Strona:Karol May - W wąwozach Bałkanu.djvu/250

Z Wikiźródeł, wolnej biblioteki
Ta strona została skorygowana.
—   232   —

zanim dobrze odetchnął, siedział już na koniu. Sznur od pasa trzymał go mocno, przechodząc pod brzuchem konia od jednej nogi do drugiej. Ręce związaliśmy szelkami. Pokazało się, że miał dwa pistolety. Jeden ja wytrąciłem mu z ręki, a drugi wypadł, gdy przewrócił go koń Szimina. Były to tylko jednorurki i obie wystrzelone, przyczem każda na szczęście chybiła.
Teraz jął wyzywać. Domagał się uwolnienia i groził władzą. Kowal wyśmiał go i powiedział:
— Nie dbam o to, co przedtem nabroiłeś, ale chciałeś mnie zastrzelić, dlatego zabieram cię, aby ci dowieść, że ty jedynie winieneś bać się władzy. Może ci przebaczę, jeśli się w drodze dobrze będziesz zachowywał. Jeśli jednak dalej będziesz w ten sposób przezywać, to nie spodziewaj się niczego dobrego.
— Wyście mnie zatrzymali, a ja się tylko broniłem. Muszę jechać dalej.
— Tak, wszedzie i nigdzie! Na to będzie jeszcze czas później, a teraz milcz! Możemy także potem pomówić, gdy się z tym effendim pożegnam.
Żebrak umilkł istotnie. Przypuszczał może, że z naszej rozmowy dowie się jeszcze czegoś dla siebie. Ale Szimin był rozumny. Obałamucił go, mówiąc do mnie:
— A zatem, effendi, stąd zajdziesz już sam dobrze. Wracaj i czekaj na nas. Ja natomiast obieram drogę do Gyldżik, bo trudno będzie przyjść do ładu z tym człowiekiem. Możesz swoim powiedzieć, że go mamy, aby go nie szukali niepotrzebnie.

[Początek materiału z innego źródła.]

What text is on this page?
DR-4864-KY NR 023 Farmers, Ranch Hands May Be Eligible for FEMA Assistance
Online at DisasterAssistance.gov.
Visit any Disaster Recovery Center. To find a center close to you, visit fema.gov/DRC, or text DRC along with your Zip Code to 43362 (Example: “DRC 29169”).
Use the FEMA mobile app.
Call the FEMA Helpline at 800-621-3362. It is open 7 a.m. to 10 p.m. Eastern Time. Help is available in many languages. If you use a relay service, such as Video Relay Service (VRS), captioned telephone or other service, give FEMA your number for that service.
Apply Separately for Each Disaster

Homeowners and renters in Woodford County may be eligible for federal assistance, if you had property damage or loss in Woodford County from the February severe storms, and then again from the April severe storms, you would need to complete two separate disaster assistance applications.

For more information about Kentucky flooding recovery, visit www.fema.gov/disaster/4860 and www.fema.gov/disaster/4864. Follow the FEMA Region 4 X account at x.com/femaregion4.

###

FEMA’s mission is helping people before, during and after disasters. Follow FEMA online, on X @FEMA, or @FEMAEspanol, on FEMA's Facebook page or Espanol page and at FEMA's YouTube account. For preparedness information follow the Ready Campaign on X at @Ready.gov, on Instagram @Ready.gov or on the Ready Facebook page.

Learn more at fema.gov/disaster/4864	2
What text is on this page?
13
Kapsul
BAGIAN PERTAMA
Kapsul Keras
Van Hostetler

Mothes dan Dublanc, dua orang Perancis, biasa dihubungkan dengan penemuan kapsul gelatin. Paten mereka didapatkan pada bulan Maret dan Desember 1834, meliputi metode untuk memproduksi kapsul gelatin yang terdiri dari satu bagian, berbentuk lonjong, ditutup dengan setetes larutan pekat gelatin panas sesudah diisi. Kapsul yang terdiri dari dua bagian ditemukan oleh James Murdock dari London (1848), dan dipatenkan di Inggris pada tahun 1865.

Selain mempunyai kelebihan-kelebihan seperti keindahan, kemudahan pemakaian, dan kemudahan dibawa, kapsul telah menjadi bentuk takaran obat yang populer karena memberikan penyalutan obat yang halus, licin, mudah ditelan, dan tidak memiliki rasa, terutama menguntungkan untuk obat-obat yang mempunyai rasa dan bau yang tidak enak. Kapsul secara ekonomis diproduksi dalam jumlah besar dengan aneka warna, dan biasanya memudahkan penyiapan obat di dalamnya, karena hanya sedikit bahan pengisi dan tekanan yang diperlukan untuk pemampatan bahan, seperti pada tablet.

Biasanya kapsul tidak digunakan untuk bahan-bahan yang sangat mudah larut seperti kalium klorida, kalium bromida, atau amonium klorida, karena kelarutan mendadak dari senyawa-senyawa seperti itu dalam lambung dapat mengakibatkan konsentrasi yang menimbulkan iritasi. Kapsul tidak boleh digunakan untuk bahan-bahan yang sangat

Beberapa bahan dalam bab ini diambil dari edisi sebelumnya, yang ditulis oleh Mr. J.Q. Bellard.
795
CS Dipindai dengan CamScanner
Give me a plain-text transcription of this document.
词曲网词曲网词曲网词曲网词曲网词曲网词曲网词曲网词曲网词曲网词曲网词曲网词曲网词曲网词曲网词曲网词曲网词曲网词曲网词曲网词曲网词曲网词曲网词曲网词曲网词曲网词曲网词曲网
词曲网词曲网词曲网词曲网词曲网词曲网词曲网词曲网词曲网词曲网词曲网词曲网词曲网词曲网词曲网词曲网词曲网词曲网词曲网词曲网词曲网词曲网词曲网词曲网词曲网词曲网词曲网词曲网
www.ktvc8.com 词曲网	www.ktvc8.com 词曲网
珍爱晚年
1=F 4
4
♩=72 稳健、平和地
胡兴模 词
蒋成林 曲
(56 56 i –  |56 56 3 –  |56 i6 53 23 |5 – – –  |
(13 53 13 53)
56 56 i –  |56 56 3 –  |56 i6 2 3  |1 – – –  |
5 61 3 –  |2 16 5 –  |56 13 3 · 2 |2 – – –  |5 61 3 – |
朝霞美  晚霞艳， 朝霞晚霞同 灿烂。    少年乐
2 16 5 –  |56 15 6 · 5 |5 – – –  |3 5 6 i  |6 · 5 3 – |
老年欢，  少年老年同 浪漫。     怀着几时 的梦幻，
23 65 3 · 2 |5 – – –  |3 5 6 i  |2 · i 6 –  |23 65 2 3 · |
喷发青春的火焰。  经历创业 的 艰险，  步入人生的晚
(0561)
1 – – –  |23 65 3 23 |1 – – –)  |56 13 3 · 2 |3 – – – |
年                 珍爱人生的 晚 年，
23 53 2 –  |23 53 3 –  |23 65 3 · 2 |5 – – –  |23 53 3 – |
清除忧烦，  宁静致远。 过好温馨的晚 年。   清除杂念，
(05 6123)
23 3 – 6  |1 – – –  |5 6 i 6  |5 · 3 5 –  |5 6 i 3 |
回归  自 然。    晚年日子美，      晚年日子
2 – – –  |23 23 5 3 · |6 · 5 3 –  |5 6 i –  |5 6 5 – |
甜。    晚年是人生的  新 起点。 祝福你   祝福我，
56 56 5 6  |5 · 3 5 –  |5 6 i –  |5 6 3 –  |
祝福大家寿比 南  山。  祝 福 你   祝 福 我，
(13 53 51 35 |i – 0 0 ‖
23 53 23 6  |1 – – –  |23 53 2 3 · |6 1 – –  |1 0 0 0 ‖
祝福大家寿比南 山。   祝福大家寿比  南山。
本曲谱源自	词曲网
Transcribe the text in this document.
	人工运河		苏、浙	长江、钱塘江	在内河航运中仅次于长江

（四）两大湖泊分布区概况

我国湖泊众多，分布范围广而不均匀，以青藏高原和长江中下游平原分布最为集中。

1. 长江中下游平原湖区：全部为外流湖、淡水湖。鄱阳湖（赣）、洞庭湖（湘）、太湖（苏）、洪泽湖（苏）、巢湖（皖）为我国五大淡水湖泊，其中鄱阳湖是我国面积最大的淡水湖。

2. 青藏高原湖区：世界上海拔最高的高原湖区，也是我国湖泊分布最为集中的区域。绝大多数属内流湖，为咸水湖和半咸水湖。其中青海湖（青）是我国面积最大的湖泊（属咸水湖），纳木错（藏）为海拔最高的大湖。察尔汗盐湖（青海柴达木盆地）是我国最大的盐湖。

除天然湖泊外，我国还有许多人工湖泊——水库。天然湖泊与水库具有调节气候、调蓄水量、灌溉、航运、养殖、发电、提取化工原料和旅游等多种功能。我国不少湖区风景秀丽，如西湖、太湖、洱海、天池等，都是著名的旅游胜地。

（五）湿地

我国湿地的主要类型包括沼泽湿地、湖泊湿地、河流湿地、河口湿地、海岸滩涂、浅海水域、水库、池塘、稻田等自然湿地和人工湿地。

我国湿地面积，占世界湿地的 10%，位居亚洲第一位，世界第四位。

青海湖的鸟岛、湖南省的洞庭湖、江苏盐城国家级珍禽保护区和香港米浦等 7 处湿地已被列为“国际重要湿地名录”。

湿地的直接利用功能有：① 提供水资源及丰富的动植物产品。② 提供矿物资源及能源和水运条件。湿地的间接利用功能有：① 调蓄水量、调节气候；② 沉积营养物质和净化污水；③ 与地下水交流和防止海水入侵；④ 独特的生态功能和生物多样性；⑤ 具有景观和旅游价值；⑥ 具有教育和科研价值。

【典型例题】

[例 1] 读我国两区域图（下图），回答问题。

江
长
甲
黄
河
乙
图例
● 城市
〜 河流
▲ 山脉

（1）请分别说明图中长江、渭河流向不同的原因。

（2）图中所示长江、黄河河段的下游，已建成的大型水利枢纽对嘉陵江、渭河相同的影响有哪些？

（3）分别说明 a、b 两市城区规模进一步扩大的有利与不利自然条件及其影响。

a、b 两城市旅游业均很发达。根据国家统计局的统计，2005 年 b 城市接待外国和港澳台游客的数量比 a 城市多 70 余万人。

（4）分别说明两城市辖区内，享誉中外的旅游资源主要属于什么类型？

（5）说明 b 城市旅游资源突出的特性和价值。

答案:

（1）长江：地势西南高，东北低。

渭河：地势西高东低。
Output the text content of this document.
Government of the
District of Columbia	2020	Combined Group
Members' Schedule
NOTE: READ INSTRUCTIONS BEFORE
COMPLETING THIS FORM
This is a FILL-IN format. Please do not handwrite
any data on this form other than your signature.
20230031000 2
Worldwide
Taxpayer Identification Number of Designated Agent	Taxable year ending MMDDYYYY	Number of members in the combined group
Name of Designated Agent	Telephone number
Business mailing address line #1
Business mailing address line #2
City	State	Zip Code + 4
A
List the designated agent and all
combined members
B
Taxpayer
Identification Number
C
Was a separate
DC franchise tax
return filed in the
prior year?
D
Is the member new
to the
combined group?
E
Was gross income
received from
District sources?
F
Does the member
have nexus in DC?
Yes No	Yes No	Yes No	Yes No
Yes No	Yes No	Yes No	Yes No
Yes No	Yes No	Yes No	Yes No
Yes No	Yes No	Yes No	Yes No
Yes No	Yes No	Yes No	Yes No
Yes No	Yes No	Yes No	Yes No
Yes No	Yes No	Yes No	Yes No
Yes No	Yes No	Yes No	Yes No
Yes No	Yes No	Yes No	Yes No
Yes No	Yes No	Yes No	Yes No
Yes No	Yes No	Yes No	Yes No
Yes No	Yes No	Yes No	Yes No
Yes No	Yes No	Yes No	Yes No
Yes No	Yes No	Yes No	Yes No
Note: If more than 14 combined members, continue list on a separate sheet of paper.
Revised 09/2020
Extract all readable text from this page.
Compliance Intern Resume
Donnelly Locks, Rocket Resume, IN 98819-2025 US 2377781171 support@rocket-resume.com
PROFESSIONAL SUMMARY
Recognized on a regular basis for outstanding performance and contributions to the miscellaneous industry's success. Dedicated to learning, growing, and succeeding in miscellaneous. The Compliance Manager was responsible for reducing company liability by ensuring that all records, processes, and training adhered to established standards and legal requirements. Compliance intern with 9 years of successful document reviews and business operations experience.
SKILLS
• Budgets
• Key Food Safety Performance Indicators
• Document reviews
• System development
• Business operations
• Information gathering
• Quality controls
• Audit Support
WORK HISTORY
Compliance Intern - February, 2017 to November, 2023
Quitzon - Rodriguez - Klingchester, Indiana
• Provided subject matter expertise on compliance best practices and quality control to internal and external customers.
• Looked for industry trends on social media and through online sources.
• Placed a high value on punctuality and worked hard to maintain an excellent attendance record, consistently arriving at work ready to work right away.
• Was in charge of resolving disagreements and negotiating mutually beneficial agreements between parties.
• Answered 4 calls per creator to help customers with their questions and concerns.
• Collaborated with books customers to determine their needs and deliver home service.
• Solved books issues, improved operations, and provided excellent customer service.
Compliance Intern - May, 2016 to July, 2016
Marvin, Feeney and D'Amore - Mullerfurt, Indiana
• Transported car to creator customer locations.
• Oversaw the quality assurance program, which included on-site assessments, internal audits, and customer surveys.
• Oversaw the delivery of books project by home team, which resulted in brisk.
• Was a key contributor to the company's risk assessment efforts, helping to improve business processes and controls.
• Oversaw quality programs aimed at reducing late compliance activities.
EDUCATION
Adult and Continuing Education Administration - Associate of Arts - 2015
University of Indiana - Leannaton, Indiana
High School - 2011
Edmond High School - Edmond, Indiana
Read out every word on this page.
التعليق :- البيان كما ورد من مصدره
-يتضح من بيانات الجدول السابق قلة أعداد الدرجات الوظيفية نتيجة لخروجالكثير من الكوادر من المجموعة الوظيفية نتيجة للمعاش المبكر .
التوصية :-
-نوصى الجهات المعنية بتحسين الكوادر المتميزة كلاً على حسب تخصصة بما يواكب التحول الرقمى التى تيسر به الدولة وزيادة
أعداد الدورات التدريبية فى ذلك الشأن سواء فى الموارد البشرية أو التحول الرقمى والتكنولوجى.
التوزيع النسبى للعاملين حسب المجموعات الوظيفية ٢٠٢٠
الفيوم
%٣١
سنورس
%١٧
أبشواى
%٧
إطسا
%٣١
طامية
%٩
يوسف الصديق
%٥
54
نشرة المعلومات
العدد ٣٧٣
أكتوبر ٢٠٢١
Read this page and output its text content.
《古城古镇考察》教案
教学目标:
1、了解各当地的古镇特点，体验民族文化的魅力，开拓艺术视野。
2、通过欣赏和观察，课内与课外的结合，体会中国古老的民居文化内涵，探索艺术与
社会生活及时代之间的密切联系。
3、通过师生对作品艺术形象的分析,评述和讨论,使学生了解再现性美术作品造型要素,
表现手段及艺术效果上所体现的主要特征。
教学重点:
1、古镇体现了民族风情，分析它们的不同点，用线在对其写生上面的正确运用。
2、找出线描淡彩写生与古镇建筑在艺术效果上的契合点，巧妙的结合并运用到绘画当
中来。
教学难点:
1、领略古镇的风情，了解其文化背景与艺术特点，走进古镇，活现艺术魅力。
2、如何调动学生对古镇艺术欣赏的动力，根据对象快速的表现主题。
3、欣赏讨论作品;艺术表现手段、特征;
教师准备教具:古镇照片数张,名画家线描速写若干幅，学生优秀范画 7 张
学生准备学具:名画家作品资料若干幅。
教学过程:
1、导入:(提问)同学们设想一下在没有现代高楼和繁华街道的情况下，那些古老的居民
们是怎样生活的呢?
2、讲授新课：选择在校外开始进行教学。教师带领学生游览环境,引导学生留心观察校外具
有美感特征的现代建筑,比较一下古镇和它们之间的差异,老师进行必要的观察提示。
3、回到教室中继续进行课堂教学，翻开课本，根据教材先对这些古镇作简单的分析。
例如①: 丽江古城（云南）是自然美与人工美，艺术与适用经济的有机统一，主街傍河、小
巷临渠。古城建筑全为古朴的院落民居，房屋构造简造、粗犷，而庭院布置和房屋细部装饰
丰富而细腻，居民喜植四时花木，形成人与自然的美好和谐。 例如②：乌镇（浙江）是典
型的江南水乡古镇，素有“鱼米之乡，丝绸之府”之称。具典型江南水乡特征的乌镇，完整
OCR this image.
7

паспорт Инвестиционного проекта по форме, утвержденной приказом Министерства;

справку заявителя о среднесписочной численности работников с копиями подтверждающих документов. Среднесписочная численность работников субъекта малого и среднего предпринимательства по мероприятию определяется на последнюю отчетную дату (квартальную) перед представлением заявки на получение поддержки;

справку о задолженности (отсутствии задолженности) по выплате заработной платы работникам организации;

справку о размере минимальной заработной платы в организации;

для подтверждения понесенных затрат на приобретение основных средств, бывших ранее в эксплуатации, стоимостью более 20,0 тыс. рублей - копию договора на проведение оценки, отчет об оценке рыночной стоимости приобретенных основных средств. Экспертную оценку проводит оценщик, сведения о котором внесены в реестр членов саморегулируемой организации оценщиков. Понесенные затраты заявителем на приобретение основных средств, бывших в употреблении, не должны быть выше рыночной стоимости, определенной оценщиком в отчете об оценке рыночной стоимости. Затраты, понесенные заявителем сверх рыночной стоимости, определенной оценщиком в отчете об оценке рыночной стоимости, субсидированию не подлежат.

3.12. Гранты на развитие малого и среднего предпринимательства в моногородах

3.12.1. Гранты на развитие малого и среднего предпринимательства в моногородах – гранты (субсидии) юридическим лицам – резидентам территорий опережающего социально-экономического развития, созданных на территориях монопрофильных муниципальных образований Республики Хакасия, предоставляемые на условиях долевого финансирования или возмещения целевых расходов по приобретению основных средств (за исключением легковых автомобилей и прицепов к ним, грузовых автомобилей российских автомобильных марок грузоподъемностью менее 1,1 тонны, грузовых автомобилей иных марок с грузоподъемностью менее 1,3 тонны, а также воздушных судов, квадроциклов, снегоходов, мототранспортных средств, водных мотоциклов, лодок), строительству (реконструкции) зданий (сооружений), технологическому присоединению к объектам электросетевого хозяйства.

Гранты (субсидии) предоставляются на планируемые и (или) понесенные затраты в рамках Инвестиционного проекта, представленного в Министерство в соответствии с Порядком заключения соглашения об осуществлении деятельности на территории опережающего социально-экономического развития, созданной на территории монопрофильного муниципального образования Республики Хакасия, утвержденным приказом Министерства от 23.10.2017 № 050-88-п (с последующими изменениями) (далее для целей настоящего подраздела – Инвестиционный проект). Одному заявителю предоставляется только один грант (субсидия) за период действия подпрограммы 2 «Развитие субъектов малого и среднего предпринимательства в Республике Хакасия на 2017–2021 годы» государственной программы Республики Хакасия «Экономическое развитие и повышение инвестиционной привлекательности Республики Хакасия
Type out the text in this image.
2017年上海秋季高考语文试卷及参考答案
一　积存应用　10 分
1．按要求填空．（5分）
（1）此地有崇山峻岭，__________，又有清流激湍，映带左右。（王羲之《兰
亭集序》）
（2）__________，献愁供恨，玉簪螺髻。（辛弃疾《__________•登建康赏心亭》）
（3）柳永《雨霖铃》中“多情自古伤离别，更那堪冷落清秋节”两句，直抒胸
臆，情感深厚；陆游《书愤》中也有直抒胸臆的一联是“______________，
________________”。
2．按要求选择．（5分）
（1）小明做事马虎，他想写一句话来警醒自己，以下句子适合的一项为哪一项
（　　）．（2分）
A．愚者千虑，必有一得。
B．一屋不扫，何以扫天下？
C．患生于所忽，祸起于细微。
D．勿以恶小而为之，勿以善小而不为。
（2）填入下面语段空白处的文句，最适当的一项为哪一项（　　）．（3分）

Niebawem zobaczymy się u mnie.
Podczas tych słów dosiadł konia i odjechał na przełaj przez pole. Słyszałem jeszcze czas jakiś łajanie żebraka, potem wszystko ucichło. Nie przypuszczałem, żeby Saban wziął słowa Szimina za prawdziwe, ale go się pozbyłem. To było główne. Zarazem oszczędził mi kowal pożegnania, które nigdy nie jest przyjemnością, chyba w razie rozstania się z człowiekiem, dla którego się nie żywi sympatyi.